– Он из Москвы. Мы же запрашивали сотрудников, которые живут поблизости, – пояснил начальник оперативной группы.
– А он на облаке летал? У него же даже машина есть, – взвился следователь.
– Московская прописка, московские номера. Мы запрашивали конезавод контакты всех местных сотрудников. Из Звенигорода, Одинцова, Дмитрова. Не из Москвы, – сказал Телицын, закуривая сигарету.
– Устанавливаем слежку. Что теперь еще остается? – махнул рукой Бакин.
– Предлагаешь дождаться, когда он еще кого-то убьет? – усмехнулся Телицын.
– С чего мы вообще взяли, что это он? – поморщился следователь. – Подвез школьников до дома? Предлагал обокрасть ларек? Давал детям сигареты? У него есть гараж?
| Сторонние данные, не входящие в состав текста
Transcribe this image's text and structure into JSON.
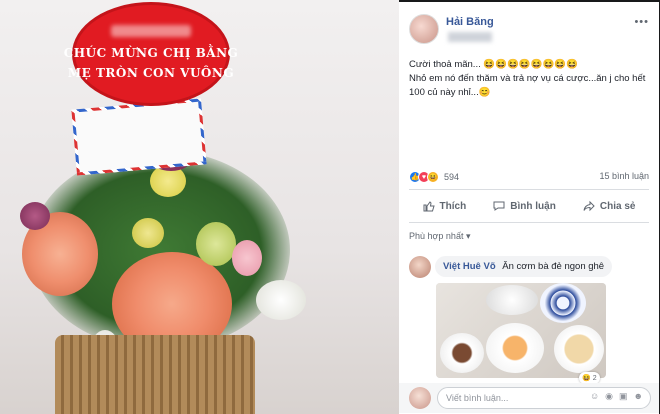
{
  "photo": {
    "sign_line1": "CHÚC MỪNG CHỊ BẰNG",
    "sign_line2": "MẸ TRÒN CON VUÔNG"
  },
  "post": {
    "author": "Hải Băng",
    "more_icon": "more-dots-icon",
    "text_lines": [
      "Cười thoả mãn... 😆😆😆😆😆😆😆😆",
      "Nhỏ em nó đến thăm và trả nợ vụ cá cược...ăn j cho hết 100 củ này nhỉ...😊"
    ],
    "reaction_count": "594",
    "comment_count": "15 bình luận",
    "actions": {
      "like": "Thích",
      "comment": "Bình luận",
      "share": "Chia sẻ"
    },
    "filter_label": "Phù hợp nhất ▾"
  },
  "comment": {
    "author": "Việt Huê Võ",
    "text": "Ăn cơm bà đẻ ngon ghê",
    "reaction_count": "2"
  },
  "writebar": {
    "placeholder": "Viết bình luận..."
  },
  "colors": {
    "link": "#385898",
    "muted": "#606770",
    "sign_red": "#e11b22"
  }
}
Что из этого на высшую меру наказания тянет?
– Нужен обыск, – пожал плечами Телицын.
– Надо выяснить, кто он такой, опросить людей и следить. Мы даже не знаем его связей. Ну хорошо: прописан он в хорошем районе Москвы, а гараж его в сотне метров от гаража генерала КГБ, в двух шагах от Горок-10. Там везде охрана и большинство людей с погонами. Кем нужно быть, чтобы убивать там детей? – возмутился Бакин.
– Сумасшедшим, – пожал плечами Телицын. – Считаешь, вменяемый человек на такое способен?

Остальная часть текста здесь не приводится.